Las élites extractivas norteamericanas (Soros, Buffet…) en la práctica están exentas de pagar impuestos. Según un informe de Pro-Publica, un think tank que utilizó datos del tesoro norteamericano, las 25 principales fortunas del país habían pagado un 3,4% de impuestos, frente a la media del 19% (y que, aun así, son contribuciones extremadamente bajas de acuerdo con los estándares occidentales). Y esto es posible porque son ellos, a partir del sistema de financiación de partidos, quienes, a la práctica, dictan las leyes y normas al gobierno, lo que convierte al Capitolio en su gestoría particular. Que Trump nos resulte tan antipático se debe a que ya han caído las máscaras y alguien de la élite ocupa la Casa Blanca sin intermediarios ni ninguna necesidad de disimular cierta apariencia republicana. Y también es una buena muestra de cómo se ha deteriorado el sistema. Hoy un histriónico y errático republicano como el presidente Richard Nixon sería considerado un modelo de virtud.

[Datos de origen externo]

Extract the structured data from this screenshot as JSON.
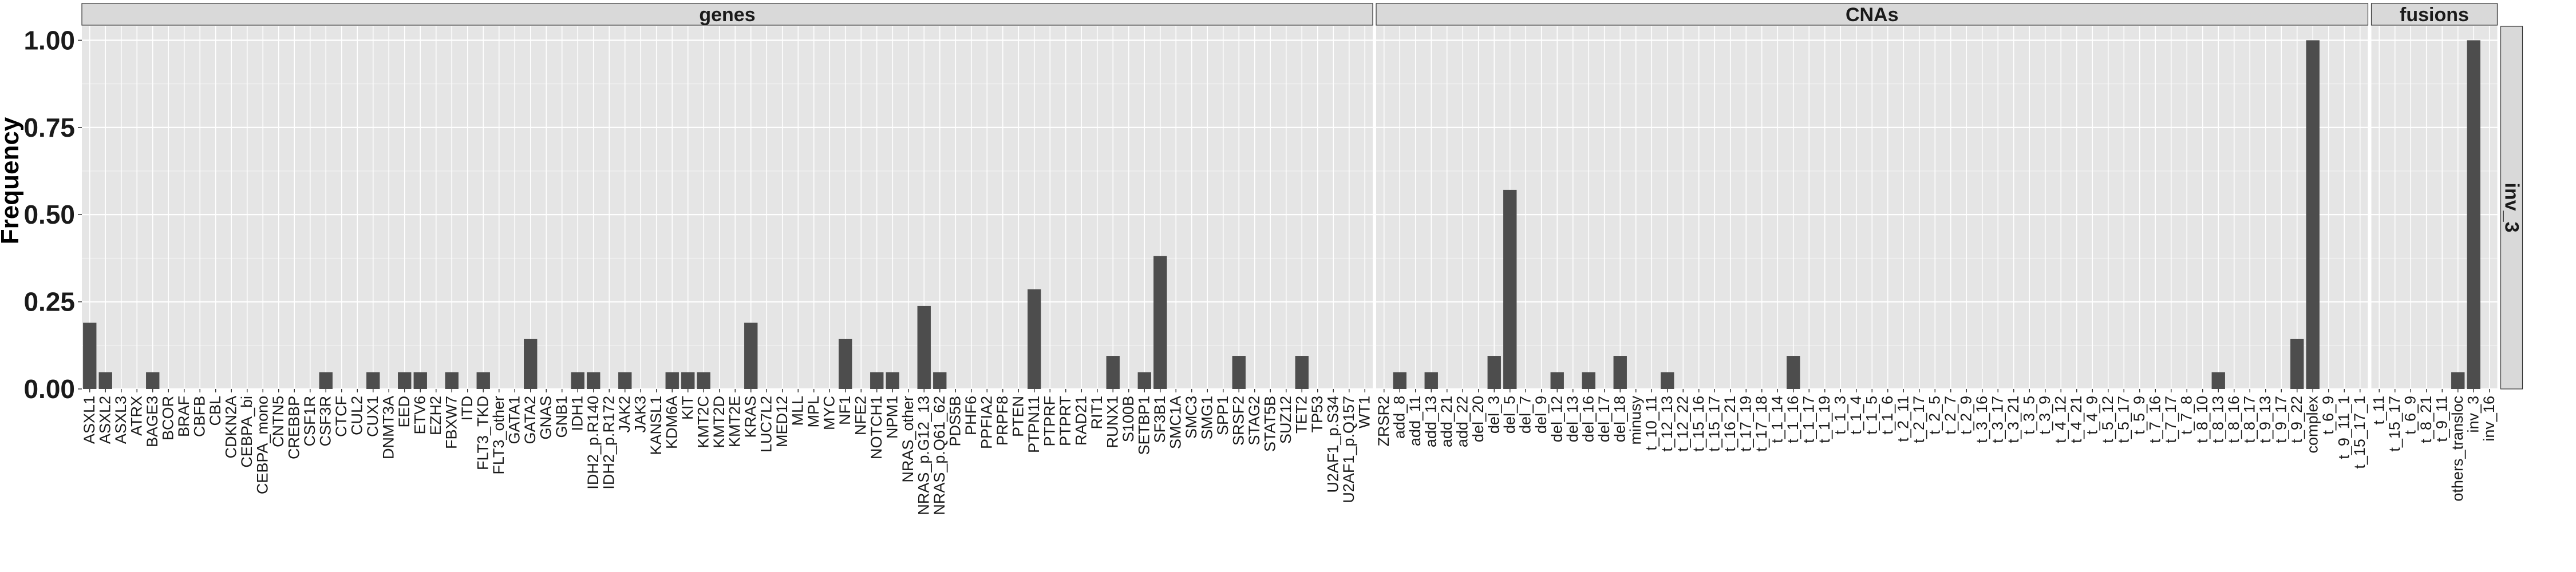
{
  "chart_data": {
    "type": "bar",
    "ylabel": "Frequency",
    "ylim": [
      0,
      1.04
    ],
    "yticks": [
      "0.00",
      "0.25",
      "0.50",
      "0.75",
      "1.00"
    ],
    "yticks_values": [
      0,
      0.25,
      0.5,
      0.75,
      1.0
    ],
    "row_strip": "inv_3",
    "grid": true,
    "colors": {
      "bar": "#4d4d4d",
      "panel": "#e5e5e5",
      "strip": "#d9d9d9",
      "grid": "#f2f2f2"
    },
    "panels": [
      {
        "name": "genes",
        "categories": [
          "ASXL1",
          "ASXL2",
          "ASXL3",
          "ATRX",
          "BAGE3",
          "BCOR",
          "BRAF",
          "CBFB",
          "CBL",
          "CDKN2A",
          "CEBPA_bi",
          "CEBPA_mono",
          "CNTN5",
          "CREBBP",
          "CSF1R",
          "CSF3R",
          "CTCF",
          "CUL2",
          "CUX1",
          "DNMT3A",
          "EED",
          "ETV6",
          "EZH2",
          "FBXW7",
          "ITD",
          "FLT3_TKD",
          "FLT3_other",
          "GATA1",
          "GATA2",
          "GNAS",
          "GNB1",
          "IDH1",
          "IDH2_p.R140",
          "IDH2_p.R172",
          "JAK2",
          "JAK3",
          "KANSL1",
          "KDM6A",
          "KIT",
          "KMT2C",
          "KMT2D",
          "KMT2E",
          "KRAS",
          "LUC7L2",
          "MED12",
          "MLL",
          "MPL",
          "MYC",
          "NF1",
          "NFE2",
          "NOTCH1",
          "NPM1",
          "NRAS_other",
          "NRAS_p.G12_13",
          "NRAS_p.Q61_62",
          "PDS5B",
          "PHF6",
          "PPFIA2",
          "PRPF8",
          "PTEN",
          "PTPN11",
          "PTPRF",
          "PTPRT",
          "RAD21",
          "RIT1",
          "RUNX1",
          "S100B",
          "SETBP1",
          "SF3B1",
          "SMC1A",
          "SMC3",
          "SMG1",
          "SPP1",
          "SRSF2",
          "STAG2",
          "STAT5B",
          "SUZ12",
          "TET2",
          "TP53",
          "U2AF1_p.S34",
          "U2AF1_p.Q157",
          "WT1"
        ],
        "values": [
          0.19,
          0.048,
          0,
          0,
          0.048,
          0,
          0,
          0,
          0,
          0,
          0,
          0,
          0,
          0,
          0,
          0.048,
          0,
          0,
          0.048,
          0,
          0.048,
          0.048,
          0,
          0.048,
          0,
          0.048,
          0,
          0,
          0.143,
          0,
          0,
          0.048,
          0.048,
          0,
          0.048,
          0,
          0,
          0.048,
          0.048,
          0.048,
          0,
          0,
          0.19,
          0,
          0,
          0,
          0,
          0,
          0.143,
          0,
          0.048,
          0.048,
          0,
          0.238,
          0.048,
          0,
          0,
          0,
          0,
          0,
          0.286,
          0,
          0,
          0,
          0,
          0.095,
          0,
          0.048,
          0.381,
          0,
          0,
          0,
          0,
          0.095,
          0,
          0,
          0,
          0.095,
          0,
          0,
          0,
          0
        ]
      },
      {
        "name": "CNAs",
        "categories": [
          "ZRSR2",
          "add_8",
          "add_11",
          "add_13",
          "add_21",
          "add_22",
          "del_20",
          "del_3",
          "del_5",
          "del_7",
          "del_9",
          "del_12",
          "del_13",
          "del_16",
          "del_17",
          "del_18",
          "minusy",
          "t_10_11",
          "t_12_13",
          "t_12_22",
          "t_15_16",
          "t_15_17",
          "t_16_21",
          "t_17_19",
          "t_17_18",
          "t_1_14",
          "t_1_16",
          "t_1_17",
          "t_1_19",
          "t_1_3",
          "t_1_4",
          "t_1_5",
          "t_1_6",
          "t_2_11",
          "t_2_17",
          "t_2_5",
          "t_2_7",
          "t_2_9",
          "t_3_16",
          "t_3_17",
          "t_3_21",
          "t_3_5",
          "t_3_9",
          "t_4_12",
          "t_4_21",
          "t_4_9",
          "t_5_12",
          "t_5_17",
          "t_5_9",
          "t_7_16",
          "t_7_17",
          "t_7_8",
          "t_8_10",
          "t_8_13",
          "t_8_16",
          "t_8_17",
          "t_9_13",
          "t_9_17",
          "t_9_22",
          "complex",
          "t_6_9",
          "t_9_11_1",
          "t_15_17_1"
        ],
        "values": [
          0,
          0.048,
          0,
          0.048,
          0,
          0,
          0,
          0.095,
          0.571,
          0,
          0,
          0.048,
          0,
          0.048,
          0,
          0.095,
          0,
          0,
          0.048,
          0,
          0,
          0,
          0,
          0,
          0,
          0,
          0.095,
          0,
          0,
          0,
          0,
          0,
          0,
          0,
          0,
          0,
          0,
          0,
          0,
          0,
          0,
          0,
          0,
          0,
          0,
          0,
          0,
          0,
          0,
          0,
          0,
          0,
          0,
          0.048,
          0,
          0,
          0,
          0,
          0.143,
          1.0,
          0,
          0,
          0
        ]
      },
      {
        "name": "fusions",
        "categories": [
          "t_11",
          "t_15_17",
          "t_6_9",
          "t_8_21",
          "t_9_11",
          "others_transloc",
          "inv_3",
          "inv_16"
        ],
        "values": [
          0,
          0,
          0,
          0,
          0,
          0.048,
          1.0,
          0
        ]
      }
    ]
  }
}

Este es el principal problema económico norteamericano. Salvo algunos sectores estratégicos (especialmente la defensa), los norteamericanos ya no fabrican prácticamente nada, y su contribución al presupuesto público es irrisoria. Contrariamente a las promesas trumpistas, no volverán las fábricas al Rust Belt. Primero, porque la destrucción física y moral de las clases trabajadoras parece irreversible; segundo, porque es imposible reconvertir especuladores en empresarios industriales, a personas acostumbradas a ganar dinero destruyendo tejido productivo y a no pagar impuestos a empresarios que fabriquen cosas tangibles por las que tendrán que contribuir económicamente al sostenimiento de una sociedad que detestan y desprecian.

Ante la pugna con China, no hay que tener un exceso de imaginación que es cuestión de tiempo que la superpotencia norteamericana empiece a ser consciente de que se encuentran ya en medio del tobogán, a una velocidad que ya no pueden controlar. ¿Cómo podía sostenerse el sistema? Mediante la impresora de billetes de dólar. Esta moneda, en la práctica la divisa mundial, sobre todo a partir de 1971 cuando Nixon, para pagar el gasto de la guerra de Vietnam lo desvinculó del patrón oro, ha ido permitiendo esta extraña e ilógica situación. Una clase dirigente mínimamente racional entendería que hay que rectificar el paradigma Thatcher-Reagan de exención fiscal a los hipermillonarios e imitaría prácticas de planificación económica que fueron muy habituales entre los países capitalistas durante el segundo tercio del siglo XX (y que es lo que permitió a los norteamericanos ganar la segunda guerra mundial, haciendo pagar más del 80% de impuestos a sus millonarios para poder fabricar tanques, destructores y aviones de combate). Sin embargo, esto no pasará. Los ultrarricos americanos se han convertido en yonquis. La exención fiscal es el fentanilo de la economía norteamericana. Tampoco saben fabricar nada, se han olvidado de cómo construir cosas, ya no saben qué es una economía equilibrada. Y harán todo lo posible para mantenerse aferrados a una decadencia que les beneficia. Como decían Robinson y Acemoglu, así es como fracasan los países.